Book Does Anything Eat Wasps

    Book Details:
  • Author : New Scientist
  • Publisher : John Murray
  • Release : 2016-09-01
  • ISBN : 1473651328
  • Pages : 224 pages

Download or read book Does Anything Eat Wasps written by New Scientist and published by John Murray. This book was released on 2016-09-01 with total page 224 pages. Available in PDF, EPUB and Kindle. Book excerpt: Every year, readers send in thousands of questions to New Scientist, the world's best-selling science weekly, in the hope that the answers to them will be given in the 'Last Word' column - regularly voted the most popular section of the magazine. Does Anything Eat Wasps? is a collection of the best that have appeared, including: Why can't we eat green potatoes? Why do airliners suddenly plummet? Does a compass work in space? Why do all the local dogs howl at emergency sirens? How can a tree grow out of a chimney stack?
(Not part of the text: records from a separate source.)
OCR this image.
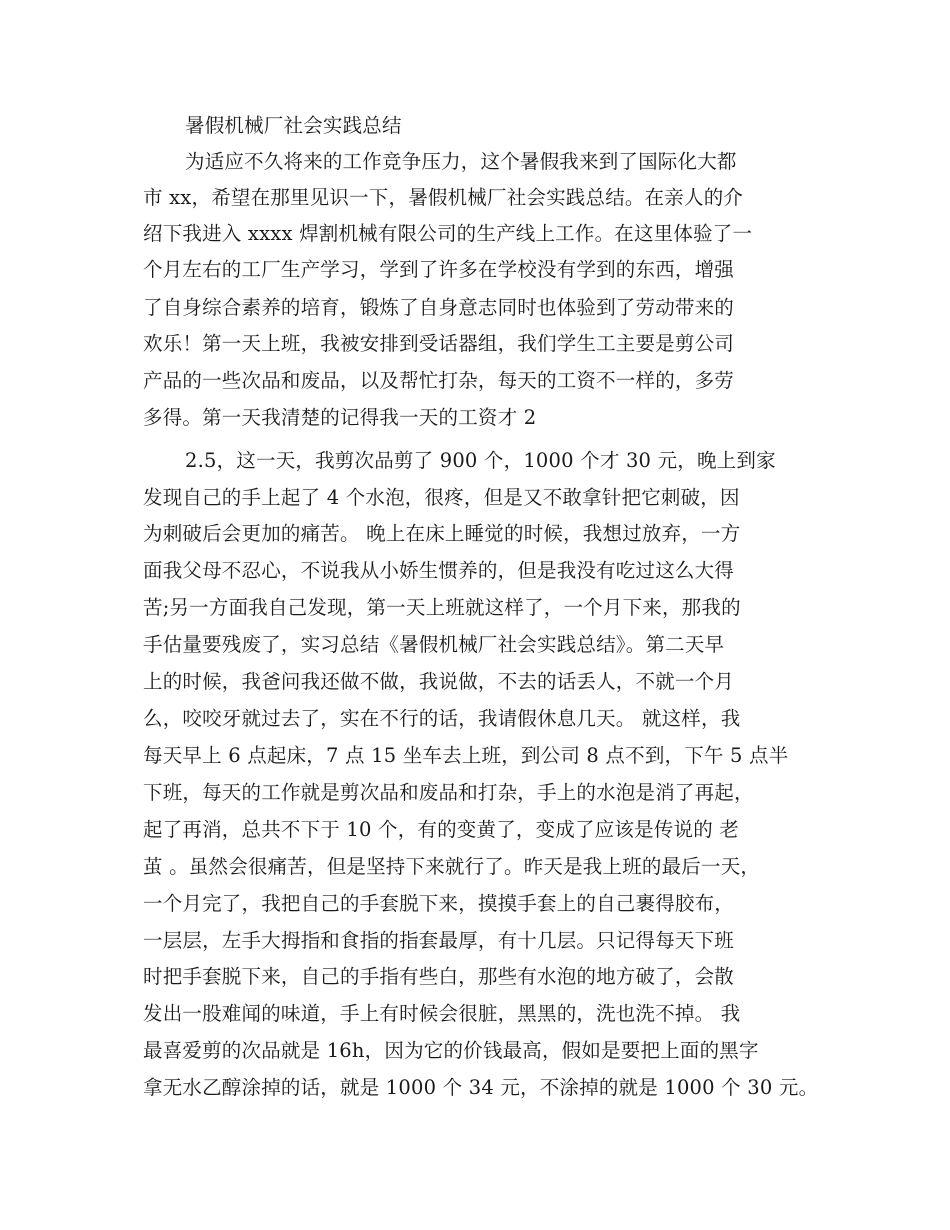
暑假机械厂社会实践总结
为适应不久将来的工作竞争压力，这个暑假我来到了国际化大都
市 xx，希望在那里见识一下，暑假机械厂社会实践总结。在亲人的介
绍下我进入 xxxx 焊割机械有限公司的生产线上工作。在这里体验了一
个月左右的工厂生产学习，学到了许多在学校没有学到的东西，增强
了自身综合素养的培育，锻炼了自身意志同时也体验到了劳动带来的
欢乐！第一天上班，我被安排到受话器组，我们学生工主要是剪公司
产品的一些次品和废品，以及帮忙打杂，每天的工资不一样的，多劳
多得。第一天我清楚的记得我一天的工资才 2
2.5，这一天，我剪次品剪了 900 个，1000 个才 30 元，晚上到家
发现自己的手上起了 4 个水泡，很疼，但是又不敢拿针把它刺破，因
为刺破后会更加的痛苦。 晚上在床上睡觉的时候，我想过放弃，一方
面我父母不忍心，不说我从小娇生惯养的，但是我没有吃过这么大得
苦;另一方面我自己发现，第一天上班就这样了，一个月下来，那我的
手估量要残废了，实习总结《暑假机械厂社会实践总结》。第二天早
上的时候，我爸问我还做不做，我说做，不去的话丢人，不就一个月
么，咬咬牙就过去了，实在不行的话，我请假休息几天。 就这样，我
每天早上 6 点起床，7 点 15 坐车去上班，到公司 8 点不到，下午 5 点半
下班，每天的工作就是剪次品和废品和打杂，手上的水泡是消了再起，
起了再消，总共不下于 10 个，有的变黄了，变成了应该是传说的 老
茧 。虽然会很痛苦，但是坚持下来就行了。昨天是我上班的最后一天，
一个月完了，我把自己的手套脱下来，摸摸手套上的自己裹得胶布，
一层层，左手大拇指和食指的指套最厚，有十几层。只记得每天下班
时把手套脱下来，自己的手指有些白，那些有水泡的地方破了，会散
发出一股难闻的味道，手上有时候会很脏，黑黑的，洗也洗不掉。 我
最喜爱剪的次品就是 16h，因为它的价钱最高，假如是要把上面的黑字
拿无水乙醇涂掉的话，就是 1000 个 34 元，不涂掉的就是 1000 个 30 元。
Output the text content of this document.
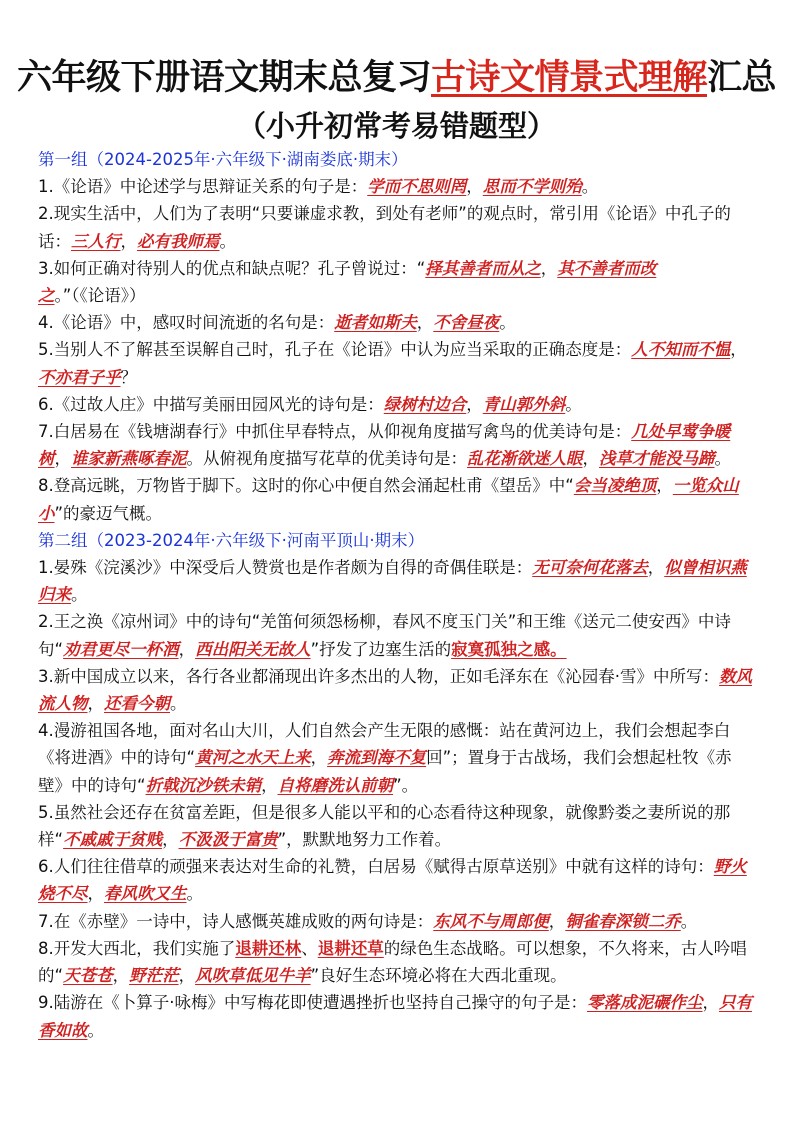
六年级下册语文期末总复习古诗文情景式理解汇总
（小升初常考易错题型）
第一组（2024-2025年·六年级下·湖南娄底·期末）

1.《论语》中论述学与思辩证关系的句子是：学而不思则罔，思而不学则殆。

2.现实生活中，人们为了表明“只要谦虚求教，到处有老师”的观点时，常引用《论语》中孔子的话：三人行，必有我师焉。

3.如何正确对待别人的优点和缺点呢？孔子曾说过：“择其善者而从之，其不善者而改之。”（《论语》）

4.《论语》中，感叹时间流逝的名句是：逝者如斯夫，不舍昼夜。

5.当别人不了解甚至误解自己时，孔子在《论语》中认为应当采取的正确态度是：人不知而不愠，不亦君子乎？

6.《过故人庄》中描写美丽田园风光的诗句是：绿树村边合，青山郭外斜。

7.白居易在《钱塘湖春行》中抓住早春特点，从仰视角度描写禽鸟的优美诗句是：几处早莺争暖树，谁家新燕啄春泥。从俯视角度描写花草的优美诗句是：乱花渐欲迷人眼，浅草才能没马蹄。

8.登高远眺，万物皆于脚下。这时的你心中便自然会涌起杜甫《望岳》中“会当凌绝顶，一览众山小”的豪迈气概。

第二组（2023-2024年·六年级下·河南平顶山·期末）

1.晏殊《浣溪沙》中深受后人赞赏也是作者颇为自得的奇偶佳联是：无可奈何花落去，似曾相识燕归来。

2.王之涣《凉州词》中的诗句“羌笛何须怨杨柳，春风不度玉门关”和王维《送元二使安西》中诗句“劝君更尽一杯酒，西出阳关无故人”抒发了边塞生活的寂寞孤独之感。

3.新中国成立以来，各行各业都涌现出许多杰出的人物，正如毛泽东在《沁园春·雪》中所写：数风流人物，还看今朝。

4.漫游祖国各地，面对名山大川，人们自然会产生无限的感慨：站在黄河边上，我们会想起李白《将进酒》中的诗句“黄河之水天上来，奔流到海不复回”；置身于古战场，我们会想起杜牧《赤壁》中的诗句“折戟沉沙铁未销，自将磨洗认前朝”。

5.虽然社会还存在贫富差距，但是很多人能以平和的心态看待这种现象，就像黔娄之妻所说的那样“不戚戚于贫贱，不汲汲于富贵”，默默地努力工作着。

6.人们往往借草的顽强来表达对生命的礼赞，白居易《赋得古原草送别》中就有这样的诗句：野火烧不尽，春风吹又生。

7.在《赤壁》一诗中，诗人感慨英雄成败的两句诗是：东风不与周郎便，铜雀春深锁二乔。

8.开发大西北，我们实施了退耕还林、退耕还草的绿色生态战略。可以想象，不久将来，古人吟唱的“天苍苍，野茫茫，风吹草低见牛羊”良好生态环境必将在大西北重现。

9.陆游在《卜算子·咏梅》中写梅花即使遭遇挫折也坚持自己操守的句子是：零落成泥碾作尘，只有香如故。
Why do bruises go through a range of colours? Why is the sea blue inside caves? Many seemingly simple questions are actually very complex to answer. And some that seem difficult have a very simple explanation. New Scientist's 'Last Word' celebrates all questions - the trivial, the idiosyncratic, the baffling and the strange. This selection of the best is popular science at its most entertaining and enlightening.